Memory is never modified
Compression only modifies self._history — the per-call working view. self.memory (the persistent store) is never touched. After the run, the full uncompressed conversation is still in memory.
Trace Step¶
Every compression event adds a PROMPT_COMPRESSED step to AgentTrace:
result = agent.run("What have we covered?")
for step in result.trace.steps:
if step.type.value == "prompt_compressed":
print(step.summary)
# "Compressed 8 messages: 95000→3200 tokens"
print(f"Before: {step.prompt_tokens:,} tokens")
print(f"After: {step.completion_tokens:,} tokens")
Observer Event¶
from selectools.observer import AgentObserver
class MyObserver(AgentObserver):
def on_prompt_compressed(
self,
run_id: str,
before_tokens: int,
after_tokens: int,
messages_compressed: int,
) -> None:
reduction = 1 - after_tokens / before_tokens
print(
f"[{run_id[:8]}] Compressed {messages_compressed} messages, "
f"{reduction:.0%} token reduction "
f"({before_tokens:,} → {after_tokens:,})"
)
agent = Agent(
tools=[...],
config=AgentConfig(
compress_context=True,
observers=[MyObserver()],
),
)
Error Handling¶
If the summarisation LLM call raises an exception, compression is silently skipped — the agent continues normally with the full (uncompressed) history.
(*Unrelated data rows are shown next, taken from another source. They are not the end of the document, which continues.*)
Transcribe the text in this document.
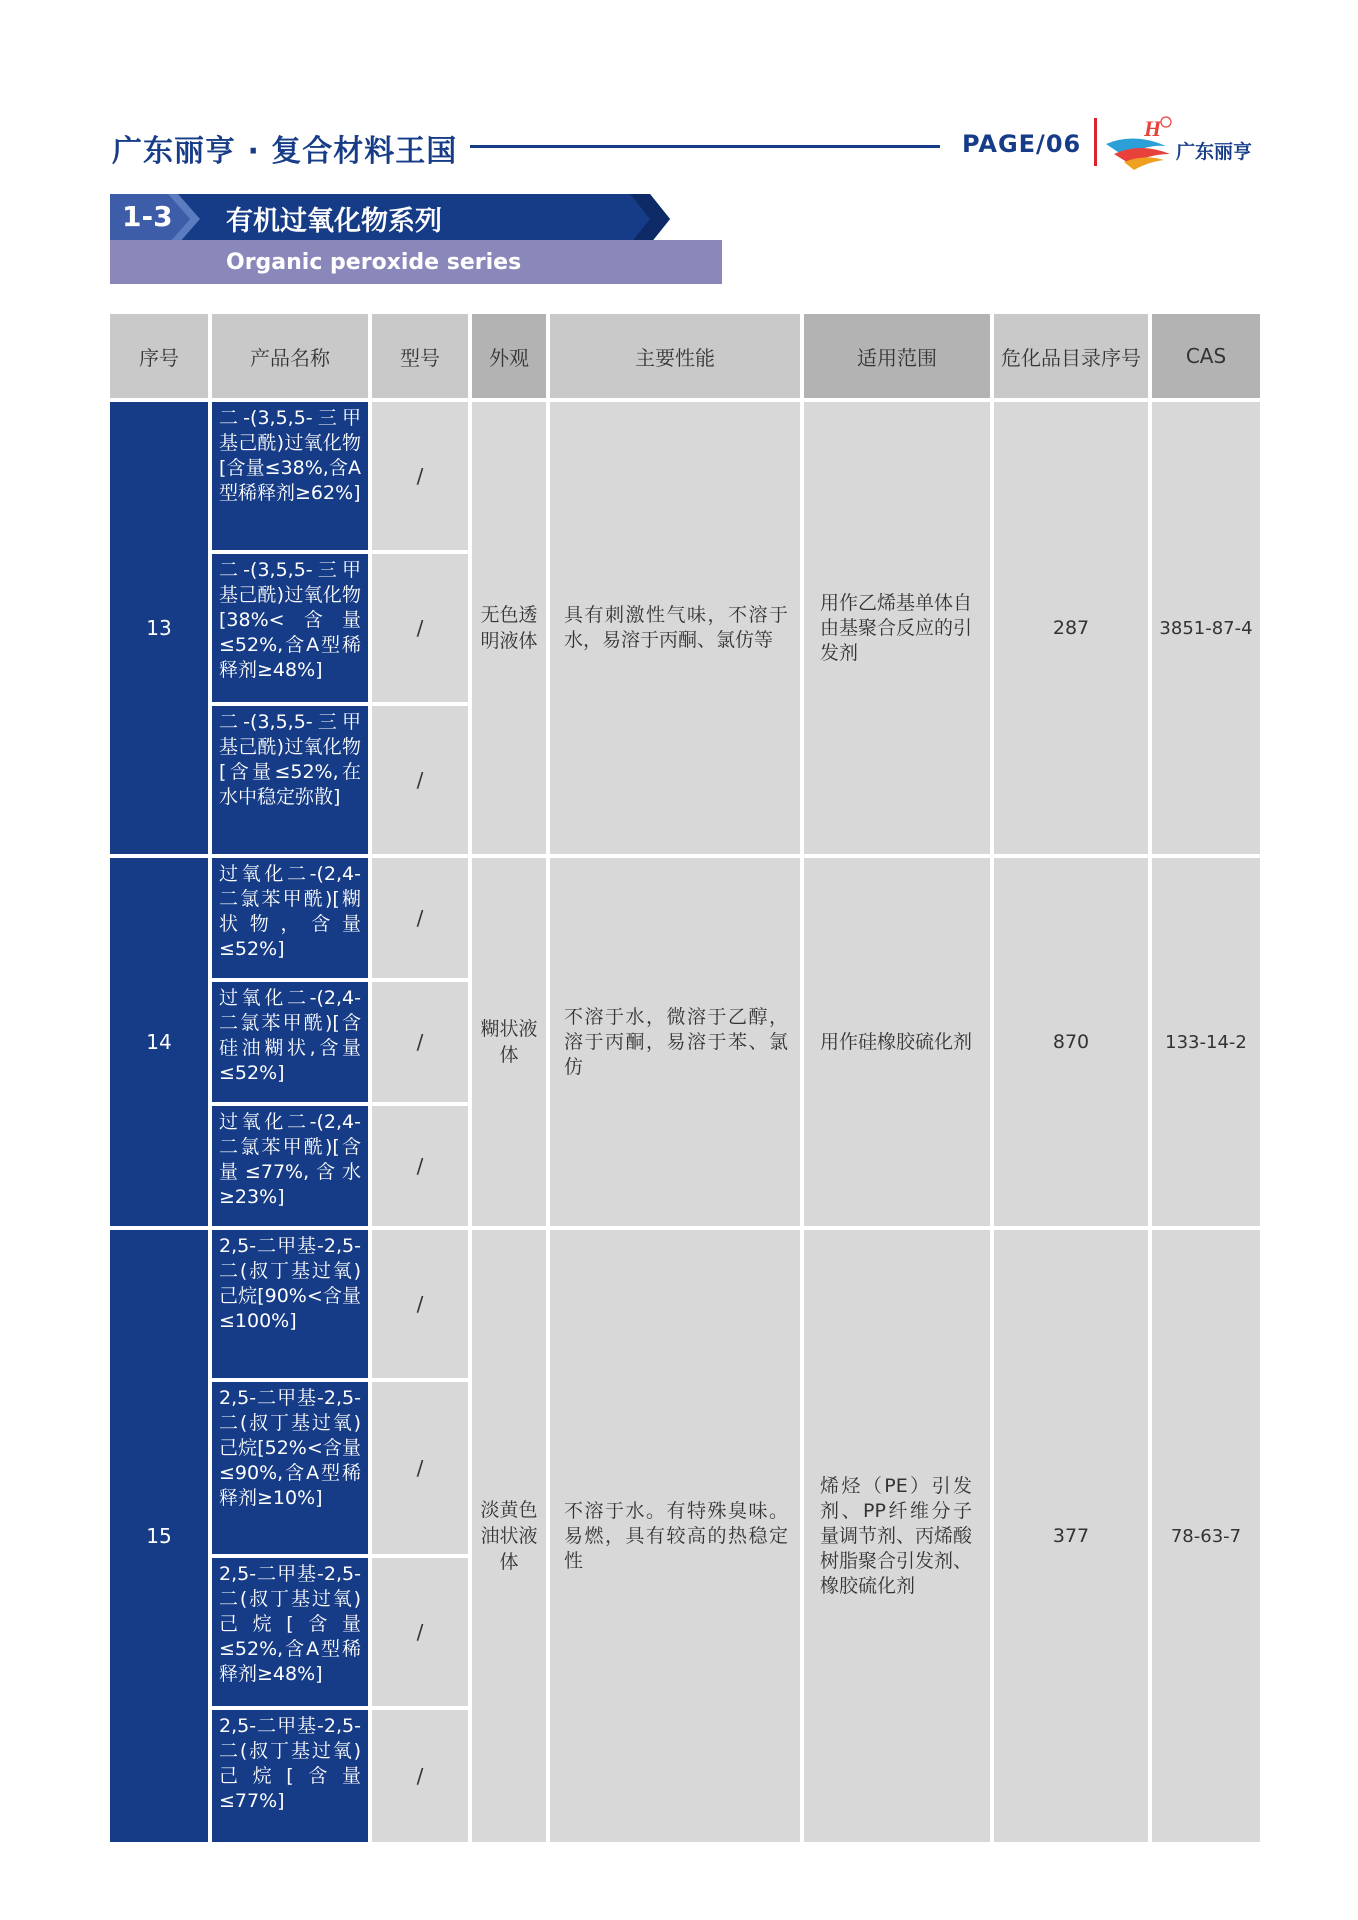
广东丽亨 · 复合材料王国	PAGE/06
H
广东丽亨
1-3 有机过氧化物系列
Organic peroxide series
序号	产品名称	型号	外观	主要性能	适用范围	危化品目录序号	CAS
13	二-(3,5,5-三甲基己酰)过氧化物[含量≤38%,含A型稀释剂≥62%]	/	无色透明液体	具有刺激性气味，不溶于水，易溶于丙酮、氯仿等	用作乙烯基单体自由基聚合反应的引发剂	287	3851-87-4
	二-(3,5,5-三甲基己酰)过氧化物[38%<含量≤52%,含A型稀释剂≥48%]	/					
	二-(3,5,5-三甲基己酰)过氧化物[含量≤52%,在水中稳定弥散]	/					
14	过氧化二-(2,4-二氯苯甲酰)[糊状物，含量≤52%]	/	糊状液体	不溶于水，微溶于乙醇，溶于丙酮，易溶于苯、氯仿	用作硅橡胶硫化剂	870	133-14-2
	过氧化二-(2,4-二氯苯甲酰)[含硅油糊状,含量≤52%]	/					
	过氧化二-(2,4-二氯苯甲酰)[含量≤77%,含水≥23%]	/					
15	2,5-二甲基-2,5-二(叔丁基过氧)己烷[90%<含量≤100%]	/	淡黄色油状液体	不溶于水。有特殊臭味。易燃，具有较高的热稳定性	烯烃（PE）引发剂、PP纤维分子量调节剂、丙烯酸树脂聚合引发剂、橡胶硫化剂	377	78-63-7
	2,5-二甲基-2,5-二(叔丁基过氧)己烷[52%<含量≤90%,含A型稀释剂≥10%]	/					
	2,5-二甲基-2,5-二(叔丁基过氧)己烷[含量≤52%,含A型稀释剂≥48%]	/					
	2,5-二甲基-2,5-二(叔丁基过氧)己烷[含量≤77%]	/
This prevents a transient LLM failure from crashing a long-running conversation.
Threshold Guide¶
| Threshold | When compression fires |
|---|---|
0.90 |
Very late — context almost full before compression |
0.75 |
Default — reasonable headroom for the reply |
0.60 |
Aggressive — compresses frequently, keeping tokens low |
Example¶
See examples/53_prompt_compression.py for a runnable demo including observer integration and the trace step structure.